HMRC confirm decision to withdraw check-off facility
23 January 2015
PCS is facing a major funding challenge as HM Revenue and Customs has confirmed that “check-off” will be withdrawn at the end of April 2015.
“Check-off” is the decades-old method of collecting union subscription fees via payroll. The Home Office were the first to announce they were backing out of the system at the end of 2014, followed by the Department for Work and Pensions on 31 March 2015, and now the HMRC has followed suit.
Frances Maude, backed by Danny Alexander, is the chief architect of the move – the latest in the Conservatives’ union-busting rampage and dismantling of the public sector. The move is purely ideological, and comes despite PCS having offered to pick up the administrative fees incurred by check-off.
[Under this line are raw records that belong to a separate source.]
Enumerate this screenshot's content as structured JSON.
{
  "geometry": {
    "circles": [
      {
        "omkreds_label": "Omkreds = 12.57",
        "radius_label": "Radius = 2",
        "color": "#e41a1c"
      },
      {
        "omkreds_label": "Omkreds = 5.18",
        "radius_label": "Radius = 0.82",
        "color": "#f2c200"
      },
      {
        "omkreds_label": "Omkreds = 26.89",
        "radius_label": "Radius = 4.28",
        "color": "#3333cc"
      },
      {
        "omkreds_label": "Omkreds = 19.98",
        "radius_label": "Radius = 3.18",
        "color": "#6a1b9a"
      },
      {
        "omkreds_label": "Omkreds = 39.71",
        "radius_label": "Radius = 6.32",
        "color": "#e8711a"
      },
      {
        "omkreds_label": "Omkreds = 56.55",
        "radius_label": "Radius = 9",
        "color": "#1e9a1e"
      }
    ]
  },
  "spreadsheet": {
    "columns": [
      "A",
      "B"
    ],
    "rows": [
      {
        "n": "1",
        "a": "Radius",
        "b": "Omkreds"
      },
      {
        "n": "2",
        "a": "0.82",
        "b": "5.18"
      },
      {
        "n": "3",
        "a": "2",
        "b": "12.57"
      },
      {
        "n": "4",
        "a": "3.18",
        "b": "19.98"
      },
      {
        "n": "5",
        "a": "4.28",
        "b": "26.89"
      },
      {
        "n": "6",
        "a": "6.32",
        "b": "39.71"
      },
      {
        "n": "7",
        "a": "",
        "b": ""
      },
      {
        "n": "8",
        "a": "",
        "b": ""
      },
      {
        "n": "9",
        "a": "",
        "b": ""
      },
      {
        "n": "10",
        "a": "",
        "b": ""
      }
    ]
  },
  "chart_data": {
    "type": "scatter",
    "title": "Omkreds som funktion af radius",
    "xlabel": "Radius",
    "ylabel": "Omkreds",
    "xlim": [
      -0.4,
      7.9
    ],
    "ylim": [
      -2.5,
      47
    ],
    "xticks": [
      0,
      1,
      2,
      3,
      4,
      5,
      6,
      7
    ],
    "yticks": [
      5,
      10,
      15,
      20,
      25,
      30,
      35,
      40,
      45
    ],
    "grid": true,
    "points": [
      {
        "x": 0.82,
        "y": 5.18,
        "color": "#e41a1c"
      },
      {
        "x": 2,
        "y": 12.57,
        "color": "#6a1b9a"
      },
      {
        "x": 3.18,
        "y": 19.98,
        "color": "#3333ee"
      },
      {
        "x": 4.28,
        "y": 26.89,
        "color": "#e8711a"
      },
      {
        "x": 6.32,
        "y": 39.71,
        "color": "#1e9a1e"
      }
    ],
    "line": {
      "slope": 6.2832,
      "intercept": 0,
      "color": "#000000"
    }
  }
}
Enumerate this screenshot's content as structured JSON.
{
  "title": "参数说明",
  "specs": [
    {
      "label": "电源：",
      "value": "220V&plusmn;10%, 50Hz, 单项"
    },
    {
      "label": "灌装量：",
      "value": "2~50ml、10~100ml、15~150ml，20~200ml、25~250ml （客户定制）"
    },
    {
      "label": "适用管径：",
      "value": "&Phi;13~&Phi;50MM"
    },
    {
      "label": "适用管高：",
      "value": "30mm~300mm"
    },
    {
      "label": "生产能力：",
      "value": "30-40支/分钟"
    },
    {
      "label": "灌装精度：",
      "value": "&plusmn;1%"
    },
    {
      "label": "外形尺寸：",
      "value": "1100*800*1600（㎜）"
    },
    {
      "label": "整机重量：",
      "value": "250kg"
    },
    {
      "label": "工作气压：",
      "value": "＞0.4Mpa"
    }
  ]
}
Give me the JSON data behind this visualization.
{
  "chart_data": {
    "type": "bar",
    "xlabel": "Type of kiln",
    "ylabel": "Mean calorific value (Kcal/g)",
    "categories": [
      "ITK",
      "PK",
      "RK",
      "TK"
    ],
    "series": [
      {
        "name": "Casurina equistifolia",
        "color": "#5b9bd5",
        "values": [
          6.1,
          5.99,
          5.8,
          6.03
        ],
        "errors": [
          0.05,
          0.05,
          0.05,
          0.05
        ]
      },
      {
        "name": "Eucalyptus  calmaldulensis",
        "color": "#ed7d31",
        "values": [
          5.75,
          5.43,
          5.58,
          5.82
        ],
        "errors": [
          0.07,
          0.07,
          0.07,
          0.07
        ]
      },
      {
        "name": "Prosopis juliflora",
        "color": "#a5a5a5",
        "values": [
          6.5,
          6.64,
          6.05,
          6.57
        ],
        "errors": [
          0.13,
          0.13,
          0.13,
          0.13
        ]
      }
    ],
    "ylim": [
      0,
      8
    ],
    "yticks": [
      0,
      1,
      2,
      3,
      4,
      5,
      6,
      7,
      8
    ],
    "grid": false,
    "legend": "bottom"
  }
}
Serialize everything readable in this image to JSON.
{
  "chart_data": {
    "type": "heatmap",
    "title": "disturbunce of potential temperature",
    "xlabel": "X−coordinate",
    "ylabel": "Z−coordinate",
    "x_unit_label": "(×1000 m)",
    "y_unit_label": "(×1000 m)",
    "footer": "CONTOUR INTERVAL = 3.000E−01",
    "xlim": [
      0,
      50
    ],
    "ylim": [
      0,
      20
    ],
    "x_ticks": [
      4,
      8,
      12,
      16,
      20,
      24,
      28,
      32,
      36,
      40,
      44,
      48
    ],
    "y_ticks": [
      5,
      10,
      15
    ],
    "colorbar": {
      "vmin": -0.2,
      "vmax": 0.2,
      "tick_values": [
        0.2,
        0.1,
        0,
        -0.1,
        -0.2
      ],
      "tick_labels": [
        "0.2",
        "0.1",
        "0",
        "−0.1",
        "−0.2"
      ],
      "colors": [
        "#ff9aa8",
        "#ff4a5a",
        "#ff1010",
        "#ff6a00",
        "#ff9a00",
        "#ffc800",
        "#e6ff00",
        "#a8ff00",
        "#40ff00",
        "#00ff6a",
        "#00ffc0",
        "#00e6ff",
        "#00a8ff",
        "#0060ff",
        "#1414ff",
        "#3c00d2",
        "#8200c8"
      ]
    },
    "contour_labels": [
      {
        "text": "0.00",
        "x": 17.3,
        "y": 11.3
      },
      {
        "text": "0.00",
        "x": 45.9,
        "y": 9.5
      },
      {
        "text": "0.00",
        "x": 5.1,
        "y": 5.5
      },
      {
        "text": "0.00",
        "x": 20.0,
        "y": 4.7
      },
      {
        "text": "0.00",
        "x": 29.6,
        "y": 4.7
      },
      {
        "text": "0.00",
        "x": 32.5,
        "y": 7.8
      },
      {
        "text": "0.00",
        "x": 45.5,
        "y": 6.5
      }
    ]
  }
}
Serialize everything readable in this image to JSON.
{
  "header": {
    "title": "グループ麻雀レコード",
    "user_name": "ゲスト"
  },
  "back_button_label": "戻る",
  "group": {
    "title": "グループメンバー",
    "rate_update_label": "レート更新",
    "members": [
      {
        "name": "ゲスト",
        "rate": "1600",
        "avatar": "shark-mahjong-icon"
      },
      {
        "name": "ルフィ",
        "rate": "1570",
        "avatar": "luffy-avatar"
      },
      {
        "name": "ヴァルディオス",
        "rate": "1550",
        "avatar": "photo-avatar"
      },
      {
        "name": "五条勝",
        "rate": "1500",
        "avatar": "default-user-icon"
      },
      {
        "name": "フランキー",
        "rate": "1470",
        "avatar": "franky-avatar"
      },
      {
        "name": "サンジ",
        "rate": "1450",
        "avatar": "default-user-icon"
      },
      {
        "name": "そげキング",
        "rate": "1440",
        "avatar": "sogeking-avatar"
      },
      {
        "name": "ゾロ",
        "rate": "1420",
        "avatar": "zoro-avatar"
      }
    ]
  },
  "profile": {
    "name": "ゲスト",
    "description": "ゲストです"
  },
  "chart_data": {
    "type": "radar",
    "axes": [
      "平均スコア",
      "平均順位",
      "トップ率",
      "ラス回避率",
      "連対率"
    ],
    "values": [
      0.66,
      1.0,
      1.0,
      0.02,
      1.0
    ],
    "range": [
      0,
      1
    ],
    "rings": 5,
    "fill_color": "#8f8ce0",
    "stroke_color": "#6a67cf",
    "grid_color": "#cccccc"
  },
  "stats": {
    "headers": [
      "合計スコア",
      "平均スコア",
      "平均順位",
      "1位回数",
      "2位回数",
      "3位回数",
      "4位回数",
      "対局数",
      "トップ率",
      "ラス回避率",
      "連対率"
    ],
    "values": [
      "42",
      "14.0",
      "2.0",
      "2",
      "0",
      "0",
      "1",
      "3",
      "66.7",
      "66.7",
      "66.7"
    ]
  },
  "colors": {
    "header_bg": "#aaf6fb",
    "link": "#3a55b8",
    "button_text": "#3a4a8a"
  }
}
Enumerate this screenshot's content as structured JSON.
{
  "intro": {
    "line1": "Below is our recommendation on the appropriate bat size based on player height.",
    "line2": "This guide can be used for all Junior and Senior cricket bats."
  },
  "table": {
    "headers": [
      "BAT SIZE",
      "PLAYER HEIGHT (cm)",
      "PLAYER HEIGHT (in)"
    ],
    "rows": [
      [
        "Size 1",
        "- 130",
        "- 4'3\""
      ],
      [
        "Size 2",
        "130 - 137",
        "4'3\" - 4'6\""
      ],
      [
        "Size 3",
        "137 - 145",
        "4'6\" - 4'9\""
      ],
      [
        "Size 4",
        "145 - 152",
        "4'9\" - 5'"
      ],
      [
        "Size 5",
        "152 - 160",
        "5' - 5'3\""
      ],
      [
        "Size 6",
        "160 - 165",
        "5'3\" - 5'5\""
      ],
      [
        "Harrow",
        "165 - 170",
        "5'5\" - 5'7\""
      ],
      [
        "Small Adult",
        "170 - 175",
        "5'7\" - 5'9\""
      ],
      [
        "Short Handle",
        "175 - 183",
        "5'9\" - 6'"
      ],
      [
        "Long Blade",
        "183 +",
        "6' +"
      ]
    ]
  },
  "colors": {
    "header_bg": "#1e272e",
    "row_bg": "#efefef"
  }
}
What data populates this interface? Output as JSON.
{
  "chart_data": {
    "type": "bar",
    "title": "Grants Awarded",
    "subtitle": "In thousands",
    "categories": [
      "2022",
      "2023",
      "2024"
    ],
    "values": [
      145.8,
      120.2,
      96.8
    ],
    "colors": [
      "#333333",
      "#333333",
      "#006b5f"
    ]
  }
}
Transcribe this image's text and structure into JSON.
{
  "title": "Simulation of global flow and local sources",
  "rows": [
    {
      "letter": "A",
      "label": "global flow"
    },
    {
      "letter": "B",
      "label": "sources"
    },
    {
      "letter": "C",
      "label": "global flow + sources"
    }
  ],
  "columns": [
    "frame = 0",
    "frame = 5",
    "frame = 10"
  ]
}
PCS general secretary Mark Serwotka said: “This is the greatest challenge our union has ever faced. We are clearly being attacked because we continue to oppose this government’s ideologically driven and damaging spending cuts.
“But we will not be silenced. We are determined to put trade union rights at the centre of the general election and we will still be going strong long after this crop of cabinet ministers have been booted from office.”
A spokesperson for HMRC said; “After extensive consultation with the trade unions, we no longer think it is appropriate to act as an intermediary for these payments. Unions have arranged for direct debits to deduct the payments”. However only one third of PCS members working for HMRC have switched to direct debit.
PCS is urging its members to defy any attempts to damage the union by switching the method of payment of PCS subscriptions to Direct Debit.